SAP、企業がSOX法に対応するための新製品をリリース

» 2005年10月25日 12時36分 公開
[怒賀新也,ITmedia]

 SAPジャパンは10月25日、都内で記者発表会を行い、施行が予定されている日本版SOX法に企業が対応するための新製品「SAP Compliance Calibrator by Virsa Systems」(SAP CC)をリリースすると発表した。主力ERP製品であるmySAP ERPとVirsaのソフトウェアをベースとするSAP CCを連携させることで、日本版SOX法への対応を図ろうとする企業をツールセットの提供などを通じて支援していく。

 SAPが米Virasa Systemsと連携して新たな製品を提供する理由は、権限設定をユーザーに依存するなど、SAPが従来提供してきた内部統制ソリューションには対応できなかった機能を補完するためだという。Virsa製品を活用することにより、不正取引の観点から権限設定が適切かどうかなどを自動的にチェックするなど、プロアクティブな対応が可能になるとしている。

 SAPジャパンのロブ・エンスリン社長は、「米国からは“SOX法対応に莫大なコストがかかった”“手間がかかるだけで何の価値ももたらさない”といったネガティブな情報が伝えられることもあるが、実際には、SOX法対応は企業がさまざまな改革を実行する好機である」と強調する。

8月1日にSAPジャパンの社長に就任したロブ・エンスリン氏

 具体的には、社内の業務プロセスの見直しと最適化、効率的な内部統制システムの構築、株主価値の向上、企業リスクの管理への対応などを挙げられる。

 SOX法(米国起業改革法)の目的は、SEC登録企業の財務報告にかかる開示制度の信頼性を高め、資本市場における投資家を保護すること。301条では匿名の内部通報制度、302条でCEO/CFOによる財務報告の宣誓(違反の場合は巨額の罰金、刑事罰処分も)、404条では財務報告かかる内部統制の経営者評価を規定し、経営者に自社の内部統制の妥当性を証明させようとしている。

 同社の藤原浩CFO兼COOは、米国でのSOX法の影響について、「米国における2004年12期の決算では上場企業の10%が内部統制の重大な欠陥を報告し、開示企業の半数以上のCFOが交代したと言われている」と話し、SOX法が企業に与える影響力の大きさを伝えている。

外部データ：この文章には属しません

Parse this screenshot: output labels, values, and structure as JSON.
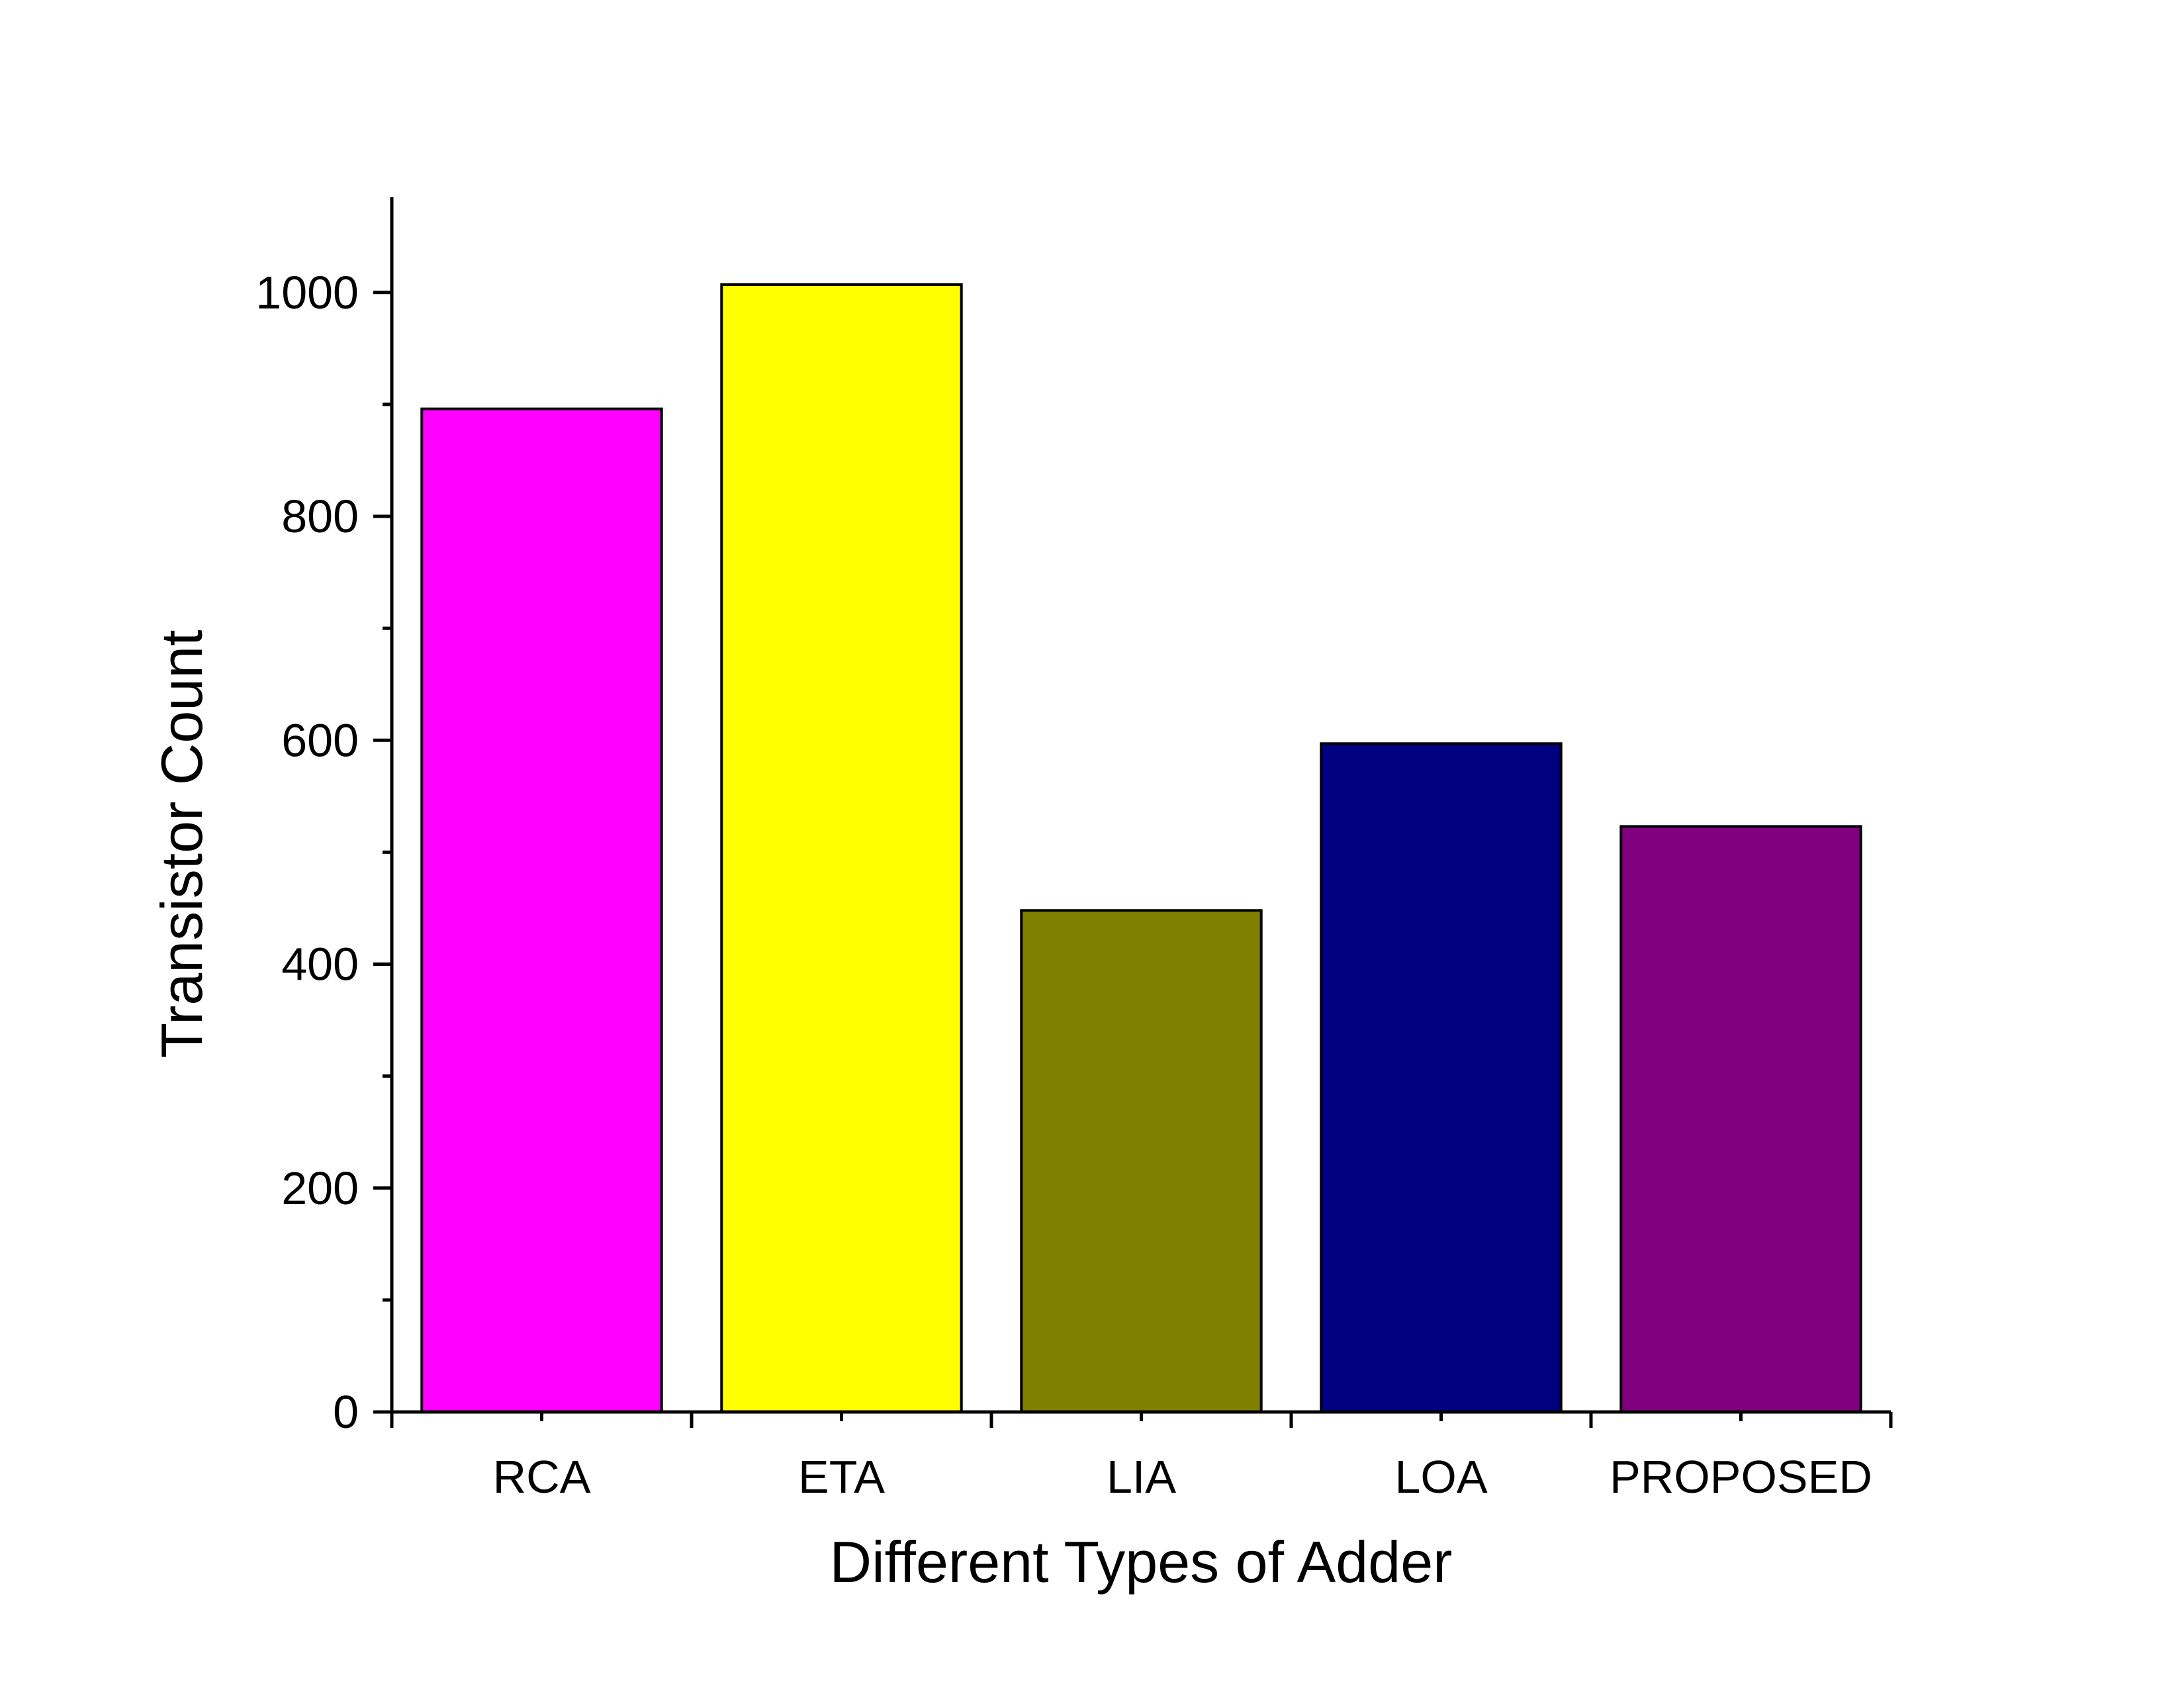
{
  "chart_data": {
    "type": "bar",
    "categories": [
      "RCA",
      "ETA",
      "LIA",
      "LOA",
      "PROPOSED"
    ],
    "values": [
      896,
      1007,
      448,
      597,
      523
    ],
    "colors": [
      "#FF00FF",
      "#FFFF00",
      "#808000",
      "#000080",
      "#800080"
    ],
    "xlabel": "Different Types of Adder",
    "ylabel": "Transistor Count",
    "ylim": [
      0,
      1085
    ],
    "yticks": [
      0,
      200,
      400,
      600,
      800,
      1000
    ],
    "yticks_minor": [
      100,
      300,
      500,
      700,
      900
    ],
    "grid": false,
    "legend": "none"
  }
}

また、同社が開催するSOX法に関するセミナーへの参加者が、IT担当者ではなく、内部監査担当者などが中心になってきているとも述べた。

 「日本版SOX法が施行された場合、日本企業にも同じことが起こると考えてもおかしくない」(藤原氏)

 このような状況で、SAPは、「経営改革のつもりで全社的にSOX法に取り組み、長期的な視点に立ってERPをはじめとしたIT活用に取り組むべき」という姿勢で市場に対応していく考えだ。ERPの完成度を高めることで、内部統制の対象となる主要なビジネスプロセス(会計、販売、購買、生産、人事)に関するデータが統合されたり、二重入力の防止によるデータ品質の確保を図れたりといった面で、統合性のメリットを享受できるという。

 また、会計データから発生源のデータまで容易に遡及できることによる透明性の確保も利点として挙げられる。

Virsaのジャスビス・ギルCEOは、「Virsaは1996年の設立以来、250社を超える企業にコンプライアンスソリューションを提供してきた」と自信を見せている

 なお、SAP CCのライセンス費用はmy SAP ERPのライセンスには含まれないとしている。